Gdyby pewnego dnia Macierewicz zwolal konferencje prasowa, relacjonowana przez wszystkie polskie media, stanalby przed mikrofonem i glosno i wyraznie powiedzial, ze "sluchajcie, ja was wszystkich przez te trzy lata robilem w bambuko, to wszystko co gadalem o Smolensku jest zmyslone, moi tak zwani eksperci nie maja ani jednego dowodu na poparcie swoich, a tak w zasadzie moich tez. To wszystko co wam mowilem przez ostatnie trzy lata to czysta fantazja" ... jestem swiecie przekonany, ze cala rzesza zwolennikow jego jak i jego teorii, poczawszy od politykow, nastepnie poprzez tak zwane "niezalezne media" konczac na blogerach, internautach probowaliby najpierw wytlumaczyc ciemnemu ludowi, ze tak naprawde to on chcial powiedziec cos innego, ze wszystkie tak zwane mainstreamowe media cytuja wyrwane z kontekstu zdania, ze on nie to mial na mysli, nastepnie nadal probowaliby udowodnic wszystkim, ze jednak te teorie maja pokrycie, ze sa dowody (ktorych by i tak nie przedstawili) i ze zamach byl aby finalnie, widzac ze to nie chwyta, stwierdzic, ze Macierewicz to ruski agent i przez wszystkie te lata mial gleboko schowana legitymacje PO.

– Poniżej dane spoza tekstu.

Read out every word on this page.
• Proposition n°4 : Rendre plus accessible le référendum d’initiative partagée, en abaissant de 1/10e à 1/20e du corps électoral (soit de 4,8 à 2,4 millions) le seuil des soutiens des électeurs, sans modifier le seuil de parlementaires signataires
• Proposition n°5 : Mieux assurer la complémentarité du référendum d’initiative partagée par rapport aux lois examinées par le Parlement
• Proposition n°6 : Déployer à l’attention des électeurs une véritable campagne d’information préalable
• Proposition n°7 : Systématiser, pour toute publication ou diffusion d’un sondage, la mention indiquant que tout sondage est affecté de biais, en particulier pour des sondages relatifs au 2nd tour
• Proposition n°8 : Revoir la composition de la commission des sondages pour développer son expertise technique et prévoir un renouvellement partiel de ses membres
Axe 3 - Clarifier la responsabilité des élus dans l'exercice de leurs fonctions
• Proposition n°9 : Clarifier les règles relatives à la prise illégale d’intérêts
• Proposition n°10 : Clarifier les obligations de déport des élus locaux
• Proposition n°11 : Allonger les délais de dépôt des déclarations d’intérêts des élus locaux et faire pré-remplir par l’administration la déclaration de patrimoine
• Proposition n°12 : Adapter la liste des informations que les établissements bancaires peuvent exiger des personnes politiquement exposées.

Dla tak zwanych niezaleznych mediow Smolensk to jest biznes, po czesci jestem w stanie to zrozumiec, jesli ktos nie ma kregoslupa moralnego i liczy tylko kase to jest w stanie robic biznes na tragedii, ci zwykli ludzie zas, ci wspomniani internauci chociazby ze wstydu nie potrafiliby sie przyznac, ze przez te wszystkie lata byli wodzeni za nos, ze ktos im wciskal kit a oni go lykali jak pelikany, jak tez do tego, ze sami nie potrafia analizowac tego co im sie mowi jak tez nie wpada im do glowy pomysl aby sprawdzic informacje jakie im sie podaje, wiec nadal trwaliby przy okolosmolenskich teoriach zamachowych.
Krotko mowiac ... to sie nigdy nie skonczy.